Ольга Аркадьевна тихонько рассмеялась:

– Мне почудилось… вы из КГБ! Вы в прошлый раз так спрашивали… Как всю жизнь меня спрашивают.

Русинов рассказал ей об истории экспедиции Пилицина и назвал всех ее участников, однако Ольга Аркадьевна никого из товарищей не знала. Но вдруг доверительно сообщила:

– Андрей остался жив! И мы встречались с ним в Новгороде! Он приезжал.

– В сорок четвертом году?

– Да, приехал тайно, скрывался… Забрал с собой Ларису и уехал. Одну ночь переночевал. Мы только вернулись из эвакуации и еще прописаться не успели.

– Куда же он уехал? – Русинов едва сдерживал волнение.

– Не сказал, – вздохнула Ольга Аркадьевна. – Когда появился – сразу предупредил, чтобы ни о чем не спрашивала. Мы и не спрашивали. Догадывались… Он так сильно постарел, похудел. От прежнего половина осталась. Сказал, что приехал за дочерью. А Лариса его совсем не помнила и все у меня спрашивала: «Это правда мой папа?» Я потом так жалела, что отпустила Ларису, да как было не отпустить? И ни одного письма! Думала, после войны напишут. Нет… Потом, когда Сталин умер, думала, когда Хрущев пришел… Видно, в живых нет. Так бы-то написали, приехали…

– Искать не пытались? – воспользовавшись паузой, спросил Русинов.

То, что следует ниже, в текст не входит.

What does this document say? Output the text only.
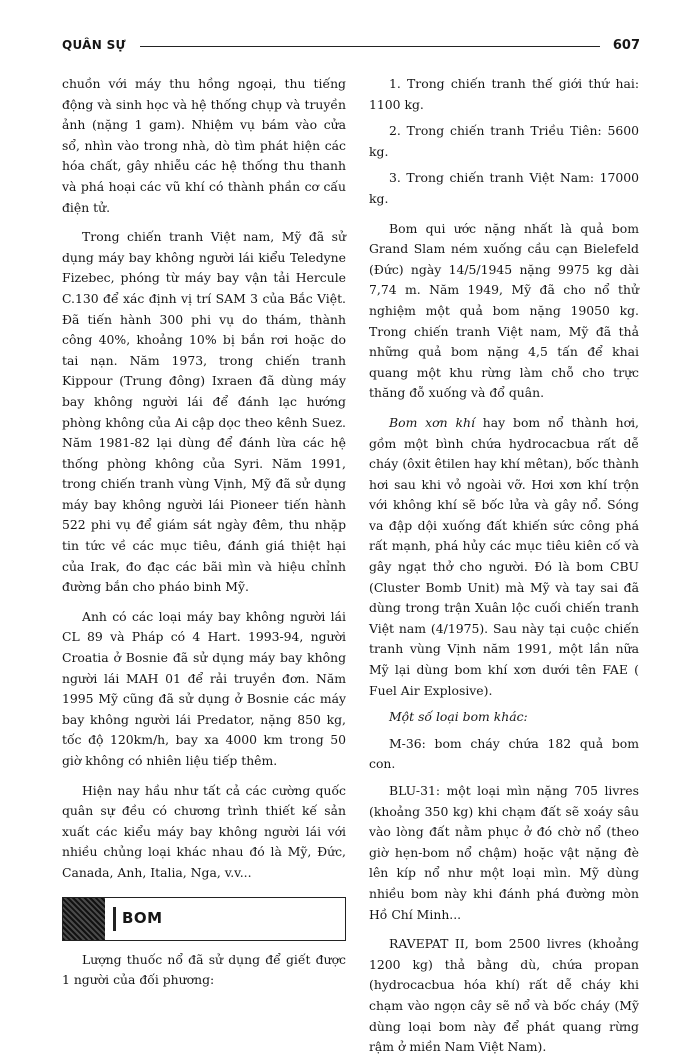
QUÂN SỰ	607

chuồn với máy thu hồng ngoại, thu tiếng động và sinh học và hệ thống chụp và truyền ảnh (nặng 1 gam). Nhiệm vụ bám vào cửa sổ, nhìn vào trong nhà, dò tìm phát hiện các hóa chất, gây nhiễu các hệ thống thu thanh và phá hoại các vũ khí có thành phần cơ cấu điện tử.

Trong chiến tranh Việt nam, Mỹ đã sử dụng máy bay không người lái kiểu Teledyne Fizebec, phóng từ máy bay vận tải Hercule C.130 để xác định vị trí SAM 3 của Bắc Việt. Đã tiến hành 300 phi vụ do thám, thành công 40%, khoảng 10% bị bắn rơi hoặc do tai nạn. Năm 1973, trong chiến tranh Kippour (Trung đông) Ixraen đã dùng máy bay không người lái để đánh lạc hướng phòng không của Ai cập dọc theo kênh Suez. Năm 1981-82 lại dùng để đánh lừa các hệ thống phòng không của Syri. Năm 1991, trong chiến tranh vùng Vịnh, Mỹ đã sử dụng máy bay không người lái Pioneer tiến hành 522 phi vụ để giám sát ngày đêm, thu nhặp tin tức về các mục tiêu, đánh giá thiệt hại của Irak, đo đạc các bãi mìn và hiệu chỉnh đường bắn cho pháo binh Mỹ.

Anh có các loại máy bay không người lái CL 89 và Pháp có 4 Hart. 1993-94, người Croatia ở Bosnie đã sử dụng máy bay không người lái MAH 01 để rải truyền đơn. Năm 1995 Mỹ cũng đã sử dụng ở Bosnie các máy bay không người lái Predator, nặng 850 kg, tốc độ 120km/h, bay xa 4000 km trong 50 giờ không có nhiên liệu tiếp thêm.

Hiện nay hầu như tất cả các cường quốc quân sự đều có chương trình thiết kế sản xuất các kiểu máy bay không người lái với nhiều chủng loại khác nhau đó là Mỹ, Đức, Canada, Anh, Italia, Nga, v.v...

BOM

Lượng thuốc nổ đã sử dụng để giết được 1 người của đối phương:

1. Trong chiến tranh thế giới thứ hai: 1100 kg.

2. Trong chiến tranh Triều Tiên: 5600 kg.

3. Trong chiến tranh Việt Nam: 17000 kg.

Bom qui ước nặng nhất là quả bom Grand Slam ném xuống cầu cạn Bielefeld (Đức) ngày 14/5/1945 nặng 9975 kg dài 7,74 m. Năm 1949, Mỹ đã cho nổ thử nghiệm một quả bom nặng 19050 kg. Trong chiến tranh Việt nam, Mỹ đã thả những quả bom nặng 4,5 tấn để khai quang một khu rừng làm chỗ cho trực thăng đỗ xuống và đổ quân.

Bom xơn khí hay bom nổ thành hơi, gồm một bình chứa hydrocacbua rất dễ cháy (ôxit êtilen hay khí mêtan), bốc thành hơi sau khi vỏ ngoài vỡ. Hơi xơn khí trộn với không khí sẽ bốc lửa và gây nổ. Sóng va đập dội xuống đất khiến sức công phá rất mạnh, phá hủy các mục tiêu kiên cố và gây ngạt thở cho người. Đó là bom CBU (Cluster Bomb Unit) mà Mỹ và tay sai đã dùng trong trận Xuân lộc cuối chiến tranh Việt nam (4/1975). Sau này tại cuộc chiến tranh vùng Vịnh năm 1991, một lần nữa Mỹ lại dùng bom khí xơn dưới tên FAE ( Fuel Air Explosive).

Một số loại bom khác:

M-36: bom cháy chứa 182 quả bom con.

BLU-31: một loại mìn nặng 705 livres (khoảng 350 kg) khi chạm đất sẽ xoáy sâu vào lòng đất nằm phục ở đó chờ nổ (theo giờ hẹn-bom nổ chậm) hoặc vật nặng đè lên kíp nổ như một loại mìn. Mỹ dùng nhiều bom này khi đánh phá đường mòn Hồ Chí Minh...

RAVEPAT II, bom 2500 livres (khoảng 1200 kg) thả bằng dù, chứa propan (hydrocacbua hóa khí) rất dễ cháy khi chạm vào ngọn cây sẽ nổ và bốc cháy (Mỹ dùng loại bom này để phát quang rừng rậm ở miền Nam Việt Nam).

– Как не пыталась? – затосковала она. – В пятьдесят девятом году подала на всесоюзный розыск по линии растерявшихся в войну родственников. Год ждала – ничего… Потом в шестьдесят шестом заболела и дала объявление через газету. Помните, печатали списки «Отзовитесь!» и рубрика была – «Эхо войны»? В центральных газетах пять раз печатали… И приехал ко мне один молодой человек. Ласковый такой, вежливый. Я сразу поняла, откуда он. И давай меня выспрашивать, что мне известно про брата, про племянницу. Да ничего, говорю, не известно, потому и на розыск подала. А он и спрашивает: как это мы могли растеряться с Ларисой, когда из Чувашии выехали вместе и под бомбежки не попадали? Чаще-то терялись, когда ехали в эвакуацию… Мне солгать пришлось. Говорю: Лариса на фронт хотела, а ее не брали. И когда ехали в Новгород, на какой-то станции остановились рядом с военным эшелоном. Она будто бы за водой побежала, а сама, наверное, в этот эшелон попросилась. Или солдаты затащили… Тогда бывало всякое… Молодой человек ушел, а я после него уж больше не искала, боялась.

– Думаете, он был из КГБ? – поинтересовался Русинов.